How do vector databases work?
[1] Given
↳ A dataset of three sentences, each has 3 words (or tokens)
↳ In practice, a dataset may contain millions or billions of sentences. The max number of tokens may be tens of thousands (e.g., 32,768 mistral-7b).
Process "how are you"
[2] 🟨 Word Embeddings
↳ For each word, look up corresponding word embedding vector from a table of 22 vectors, where 22 is the vocabulary size.
↳ In practice, the vocabulary size can be tens of thousands. The word embedding dimensions are in the thousands (e.g., 1024, 4096)
[3] 🟩 Encoding
↳ Feed the sequence of word embeddings to an encoder to obtain a sequence of feature vectors, one per word.
↳ Here, the encoder is a simple one layer perceptron (linear layer + ReLU)
↳ In practice, the encoder is a transformer or one of its many variants.
[4] 🟩 Mean Pooling
↳ Merge the sequence of feature vectors into a single vector using "mean pooling" which is to average across the columns.
↳ The result is a single vector. We often call it "text embeddings" or "sentence embeddings."
↳ Other pooling techniques are possible, such as CLS. But mean pooling is the most common.
[5] 🟦 Indexing
↳ Reduce the dimensions of the text embedding vector by a projection matrix. The reduction rate is 50% (4->2).
↳ In practice, the values in this projection matrix is much more random.
↳ The purpose is similar to that of hashing, which is to obtain a short representation to allow faster comparison and retrieval.

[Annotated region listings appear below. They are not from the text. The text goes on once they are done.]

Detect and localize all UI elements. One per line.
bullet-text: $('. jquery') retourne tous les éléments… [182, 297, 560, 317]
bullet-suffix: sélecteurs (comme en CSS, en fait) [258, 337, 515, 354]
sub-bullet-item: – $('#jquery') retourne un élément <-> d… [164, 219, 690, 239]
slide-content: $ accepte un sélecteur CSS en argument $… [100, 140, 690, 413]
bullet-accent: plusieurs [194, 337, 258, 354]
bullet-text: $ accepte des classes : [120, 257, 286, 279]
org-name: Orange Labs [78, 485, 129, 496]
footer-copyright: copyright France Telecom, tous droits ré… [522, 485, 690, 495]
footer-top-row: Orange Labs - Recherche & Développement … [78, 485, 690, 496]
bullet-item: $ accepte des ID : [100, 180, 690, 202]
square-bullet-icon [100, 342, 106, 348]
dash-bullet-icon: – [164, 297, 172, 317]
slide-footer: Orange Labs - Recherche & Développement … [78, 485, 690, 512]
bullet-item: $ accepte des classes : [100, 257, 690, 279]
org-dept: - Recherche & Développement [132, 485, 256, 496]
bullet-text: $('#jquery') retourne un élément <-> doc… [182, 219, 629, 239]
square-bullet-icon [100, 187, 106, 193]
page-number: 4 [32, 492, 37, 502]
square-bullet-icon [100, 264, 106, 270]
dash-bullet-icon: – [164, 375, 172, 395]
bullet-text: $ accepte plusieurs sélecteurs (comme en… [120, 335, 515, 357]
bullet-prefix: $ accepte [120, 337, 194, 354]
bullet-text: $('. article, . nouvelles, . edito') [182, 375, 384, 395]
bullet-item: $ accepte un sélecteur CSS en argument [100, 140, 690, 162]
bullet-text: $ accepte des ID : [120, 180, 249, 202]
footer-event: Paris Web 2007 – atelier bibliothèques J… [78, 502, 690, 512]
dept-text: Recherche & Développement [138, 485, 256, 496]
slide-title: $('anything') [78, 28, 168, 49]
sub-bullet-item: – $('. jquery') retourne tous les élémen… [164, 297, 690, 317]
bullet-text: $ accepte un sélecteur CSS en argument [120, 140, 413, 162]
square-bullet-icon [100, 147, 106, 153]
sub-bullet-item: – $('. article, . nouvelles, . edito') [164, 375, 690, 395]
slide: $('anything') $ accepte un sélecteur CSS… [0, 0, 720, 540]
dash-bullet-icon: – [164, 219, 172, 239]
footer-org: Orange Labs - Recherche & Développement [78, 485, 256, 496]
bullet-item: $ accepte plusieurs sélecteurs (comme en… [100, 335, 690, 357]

↳ The resulting dimension-reduced index vector is saved in the vector storage.
[6] Process "who are you"
↳ Repeat [2]-[5]
[7] Process "who am I"
↳ Repeat [2]-[5]
Now we have indexed our dataset in the vector database.
[8] 🟥 Query: "am I you"
↳ Repeat [2]-[5]
↳ The result is a 2-d query vector.
[9] 🟥 Dot Products
↳ Take dot product between the query vector and database vectors. They are all 2-d.
↳ The purpose is to use dot product to estimate similarity.
↳ By transposing the query vector, this step becomes a matrix multiplication.
[10] 🟥 Nearest Neighbor
↳ Find the largest dot product by linear scan.
↳ The sentence with the highest dot product is "who am I"
↳ In practice, because scanning billions of vectors is slow, we use an Approximate Nearest Neighbor (ANN) algorithm like the Hierarchical Navigable Small Worlds (HNSW).